Em At the Bottom of the River, romance de ficção semi-autobiográfico publicado em 1983, - no qual a autora utiliza como pano de fundo os personagens e diálogos que inventa, reorganiza acontecimentos reais e introduz a si mesma como personagem em terceira pessoa - são reunidas dez pequenas histórias que exploram questões sobre as relações familiares conflituosas e suas conexões com os efeitos do colonialismo em Antigua, as quais foram publicadas individualmente em revistas, entre 1978 e 1982. Um sucesso de crítica, a coleção foi premiada com o Morton Dauwen Zabel Award[4] da American Academy and Institute of Arts and Letters. Ao tecer realidade e ficção, as histórias capturam a sublimidade do ambiente, juntamente com o efeito pós-sofrimento e trauma pessoais. Cada texto move-se da memória para a imaginação e vice-versa, para apreender um sentido complexo de lugar que é simultaneamente atrativo e repulsivo, como argumenta Edwards (op. cit., 16). O problema relativo à identidade caribenha é retratado através do “assombro” (grifo meu) dado o sentido de perda que acomete os personagens e vozes presentes nas histórias, e que os conduzem a várias direções, quer eles reconheçam ou não tal fato, conforme analisa o mesmo autor. Os temas aqui então parecem como os mais variados, desde problemas familiares- Kincaid admitiu que o relacionamento ambíguo com a sua mãe constitui seu trampolim inspirador- conforme afirma MacDonald-Smythe (1999) em Bloom (2008: 33), às questões de pertencimento, identidade racial e distinções de gênero, através de vozes que articulam emoções complexas em um estilo de escrita lírico (Edwards, op. cit.) constituído por metáforas e descrições simples, a exemplo da breve história My Mother, em que a personagem criança sonha em sentir-se livre da tirania de sua própria mãe, por conseguinte deseja a sua morte, ao passo que não consegue imaginar o mundo sem a presença da mesma. Através dessas histórias, Kincaid utiliza vozes em primeira pessoa e trata seus sujeitos com profundidade e complexidade. As narrativas presentes em At the Bottom of the River são consideradas prenúncios dos temas centrais que a autora desenvolve na maioria de seus trabalhos posteriores (Edwards, ibid., 40).
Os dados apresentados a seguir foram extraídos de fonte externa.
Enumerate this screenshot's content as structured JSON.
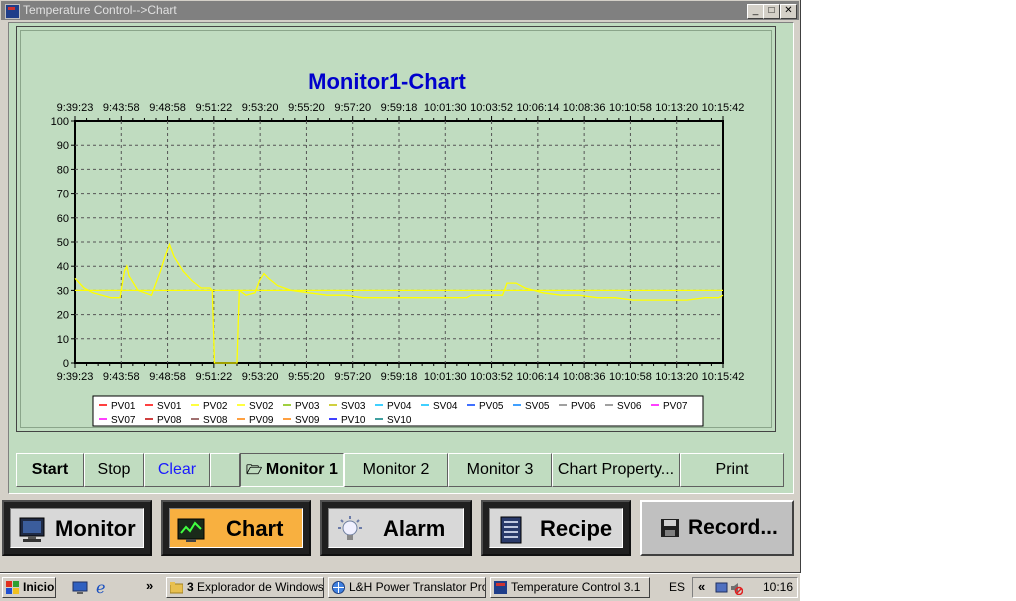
{
  "window": {
    "title": "Temperature Control-->Chart",
    "minimize": "_",
    "maximize": "□",
    "close": "✕"
  },
  "colors": {
    "panel": "#c0dcc0",
    "trace": "#ffff00",
    "title": "#0000cc",
    "chart_button_accent": "#f8b040"
  },
  "chart_data": {
    "type": "line",
    "title": "Monitor1-Chart",
    "time_ticks": [
      "9:39:23",
      "9:43:58",
      "9:48:58",
      "9:51:22",
      "9:53:20",
      "9:55:20",
      "9:57:20",
      "9:59:18",
      "10:01:30",
      "10:03:52",
      "10:06:14",
      "10:08:36",
      "10:10:58",
      "10:13:20",
      "10:15:42"
    ],
    "y_ticks": [
      "100",
      "90",
      "80",
      "70",
      "60",
      "50",
      "40",
      "30",
      "20",
      "10",
      "0"
    ],
    "ylim": [
      0,
      100
    ],
    "grid": true,
    "legend_position": "bottom",
    "legend": [
      "PV01",
      "SV01",
      "PV02",
      "SV02",
      "PV03",
      "SV03",
      "PV04",
      "SV04",
      "PV05",
      "SV05",
      "PV06",
      "SV06",
      "PV07",
      "SV07",
      "PV08",
      "SV08",
      "PV09",
      "SV09",
      "PV10",
      "SV10"
    ],
    "legend_colors": [
      "#ff0000",
      "#ff0000",
      "#ffff00",
      "#ffff00",
      "#80c000",
      "#c0c000",
      "#00c0ff",
      "#00c0ff",
      "#0040ff",
      "#0080ff",
      "#808080",
      "#808080",
      "#ff00ff",
      "#ff00ff",
      "#c00000",
      "#804040",
      "#ff8000",
      "#ff8000",
      "#0000ff",
      "#008080"
    ],
    "series": [
      {
        "name": "PV02",
        "points": [
          [
            0,
            35
          ],
          [
            2,
            31
          ],
          [
            4,
            29
          ],
          [
            6,
            28
          ],
          [
            8,
            27
          ],
          [
            10,
            27
          ],
          [
            11,
            38
          ],
          [
            11.5,
            40
          ],
          [
            12,
            36
          ],
          [
            14,
            30
          ],
          [
            17,
            28
          ],
          [
            19,
            38
          ],
          [
            20,
            44
          ],
          [
            21,
            49
          ],
          [
            22,
            44
          ],
          [
            24,
            38
          ],
          [
            26,
            34
          ],
          [
            28,
            31
          ],
          [
            30,
            31
          ],
          [
            30.5,
            30
          ],
          [
            31,
            0
          ],
          [
            36,
            0
          ],
          [
            36.5,
            30
          ],
          [
            38,
            28
          ],
          [
            40,
            29
          ],
          [
            41,
            34
          ],
          [
            42,
            37
          ],
          [
            43,
            35
          ],
          [
            45,
            32
          ],
          [
            48,
            30
          ],
          [
            52,
            29
          ],
          [
            56,
            28
          ],
          [
            60,
            28
          ],
          [
            64,
            27
          ],
          [
            70,
            27
          ],
          [
            76,
            27
          ],
          [
            82,
            27
          ],
          [
            87,
            27
          ],
          [
            88,
            28
          ],
          [
            92,
            28
          ],
          [
            95,
            28
          ],
          [
            96,
            33
          ],
          [
            98,
            33
          ],
          [
            100,
            31
          ],
          [
            102,
            30
          ],
          [
            104,
            29
          ],
          [
            108,
            28
          ],
          [
            112,
            28
          ],
          [
            116,
            27
          ],
          [
            120,
            27
          ],
          [
            124,
            26
          ],
          [
            128,
            26
          ],
          [
            132,
            26
          ],
          [
            136,
            26
          ],
          [
            140,
            27
          ],
          [
            143,
            27
          ],
          [
            144,
            28
          ]
        ]
      },
      {
        "name": "SV02",
        "points": [
          [
            0,
            30
          ],
          [
            144,
            30
          ]
        ]
      }
    ]
  },
  "controls": {
    "start": "Start",
    "stop": "Stop",
    "clear": "Clear"
  },
  "tabs": [
    {
      "label": "Monitor 1",
      "icon": "folder-open-icon"
    },
    {
      "label": "Monitor 2"
    },
    {
      "label": "Monitor 3"
    }
  ],
  "chart_property": "Chart Property...",
  "print": "Print",
  "nav": {
    "monitor": "Monitor",
    "chart": "Chart",
    "alarm": "Alarm",
    "recipe": "Recipe",
    "record": "Record..."
  },
  "taskbar": {
    "start": "Inicio",
    "explorer": "Explorador de Windows",
    "explorer_count": "3",
    "translator": "L&H Power Translator Pro...",
    "tempcontrol": "Temperature Control 3.1",
    "lang": "ES",
    "chevron": "«",
    "quick_chevron": "»",
    "clock": "10:16"
  }
}
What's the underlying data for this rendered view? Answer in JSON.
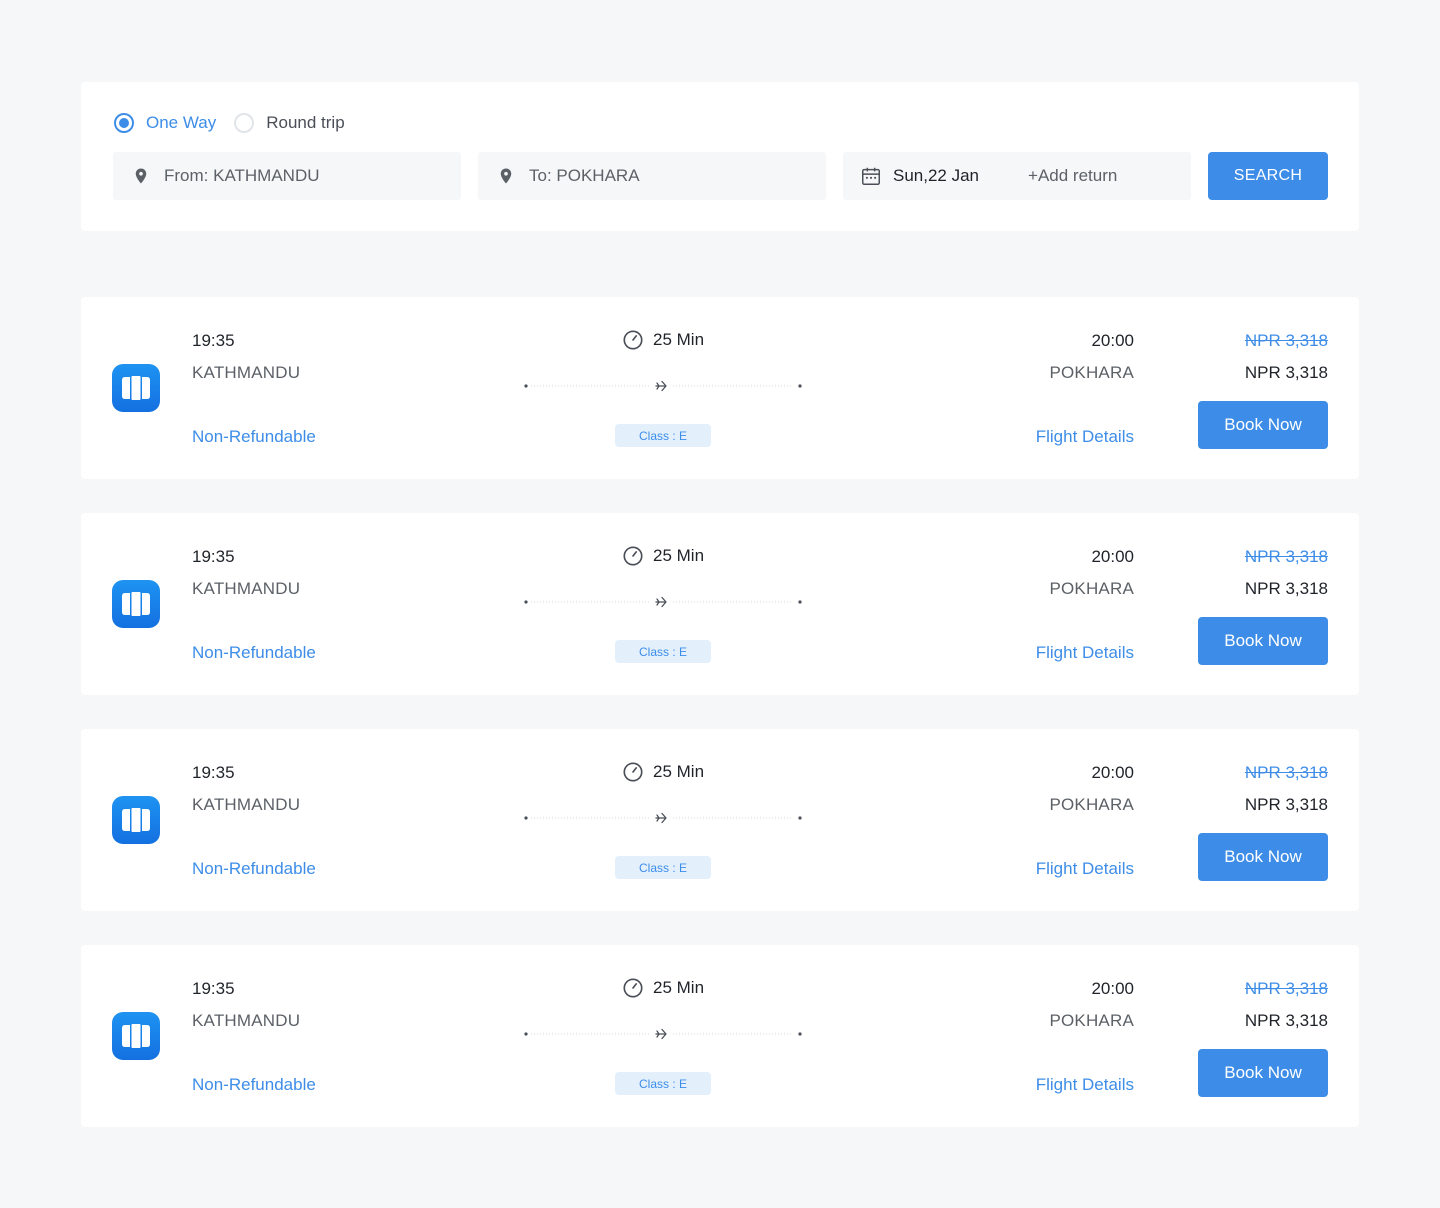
{
  "search": {
    "trip_types": [
      {
        "label": "One Way",
        "selected": true
      },
      {
        "label": "Round trip",
        "selected": false
      }
    ],
    "from": "From: KATHMANDU",
    "to": "To: POKHARA",
    "date": "Sun,22 Jan",
    "add_return": "+Add return",
    "search_label": "SEARCH"
  },
  "flights": [
    {
      "airline_icon": "airline-logo-icon",
      "departure_time": "19:35",
      "departure_city": "KATHMANDU",
      "refund_policy": "Non-Refundable",
      "duration": "25 Min",
      "class_label": "Class : E",
      "arrival_time": "20:00",
      "arrival_city": "POKHARA",
      "details_label": "Flight Details",
      "original_price": "NPR 3,318",
      "price": "NPR 3,318",
      "book_label": "Book Now"
    },
    {
      "airline_icon": "airline-logo-icon",
      "departure_time": "19:35",
      "departure_city": "KATHMANDU",
      "refund_policy": "Non-Refundable",
      "duration": "25 Min",
      "class_label": "Class : E",
      "arrival_time": "20:00",
      "arrival_city": "POKHARA",
      "details_label": "Flight Details",
      "original_price": "NPR 3,318",
      "price": "NPR 3,318",
      "book_label": "Book Now"
    },
    {
      "airline_icon": "airline-logo-icon",
      "departure_time": "19:35",
      "departure_city": "KATHMANDU",
      "refund_policy": "Non-Refundable",
      "duration": "25 Min",
      "class_label": "Class : E",
      "arrival_time": "20:00",
      "arrival_city": "POKHARA",
      "details_label": "Flight Details",
      "original_price": "NPR 3,318",
      "price": "NPR 3,318",
      "book_label": "Book Now"
    },
    {
      "airline_icon": "airline-logo-icon",
      "departure_time": "19:35",
      "departure_city": "KATHMANDU",
      "refund_policy": "Non-Refundable",
      "duration": "25 Min",
      "class_label": "Class : E",
      "arrival_time": "20:00",
      "arrival_city": "POKHARA",
      "details_label": "Flight Details",
      "original_price": "NPR 3,318",
      "price": "NPR 3,318",
      "book_label": "Book Now"
    }
  ],
  "colors": {
    "accent": "#3d8de8",
    "page_bg": "#f6f7f9",
    "card_bg": "#ffffff",
    "badge_bg": "#e3f0fc"
  }
}
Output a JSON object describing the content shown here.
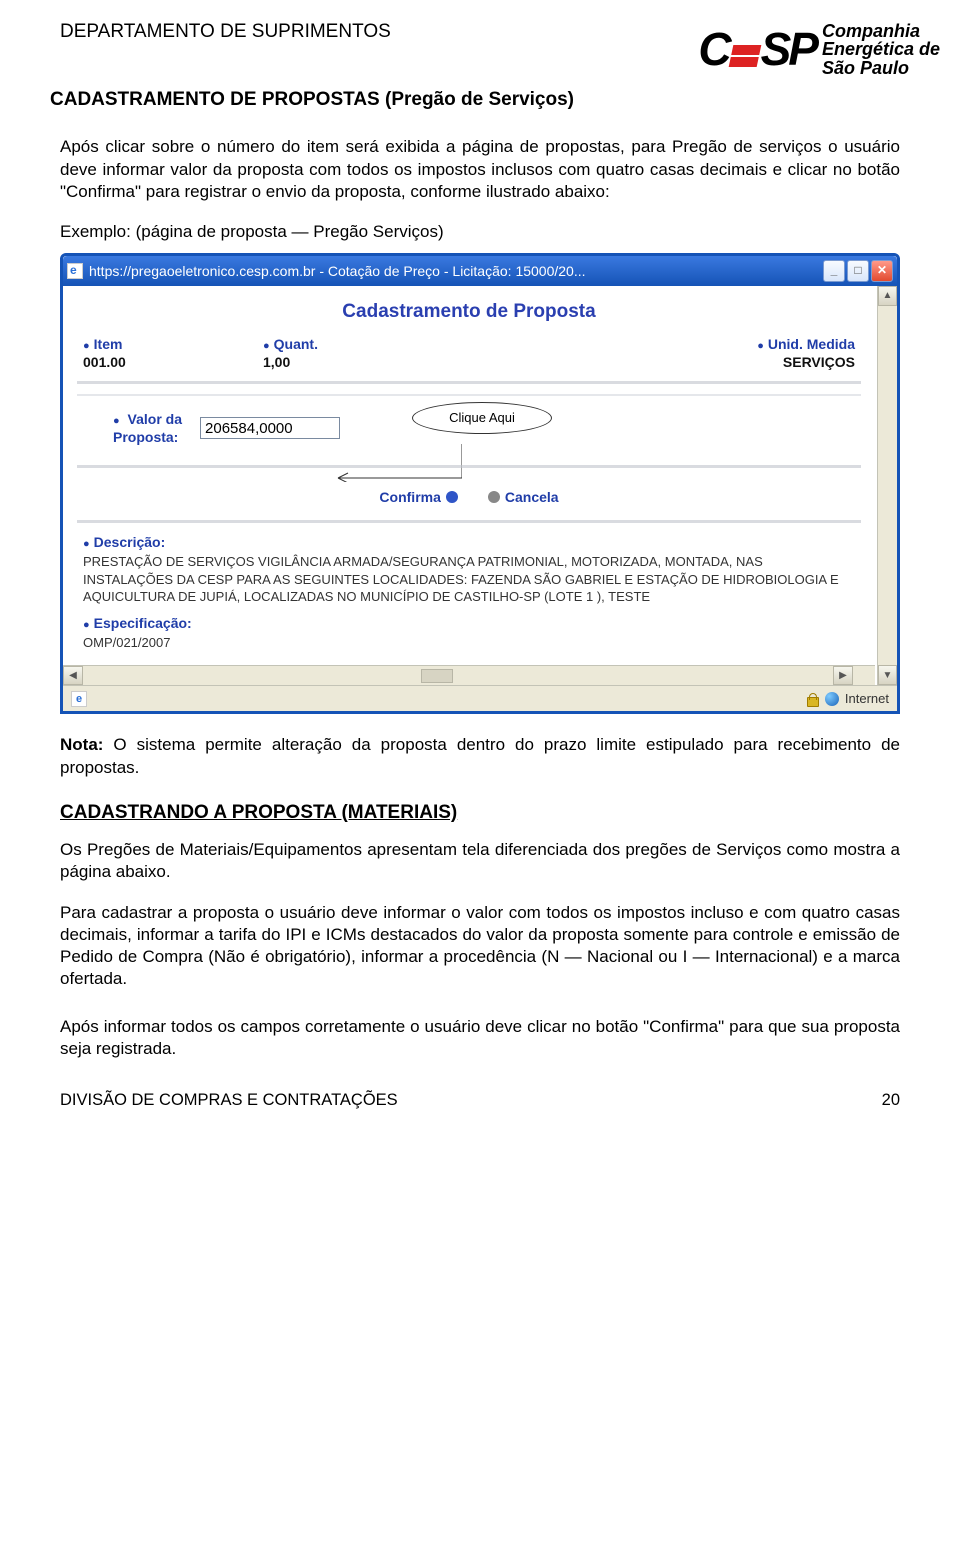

Annie John, romance autobiográfico, representa a relação conflituosa entre mãe e filha, a qual a autora utiliza para fazer alusão à condição de nação colonial de Antigua:

De fato, simbolicamente falando, uma conexão é feita entre o “país natal” do colonizador e o estado infantilizado da nação colonizada. O domínio europeu, num quadro colonial, portanto, espelha a desarmonia entre mãe e filha, assim como também os padrões de mudança de rebelião e dependência. Ambas as fontes de poder (a mãe e o colonizador) são representadas como limitantes do crescimento e subjetividade do indivíduo.[5]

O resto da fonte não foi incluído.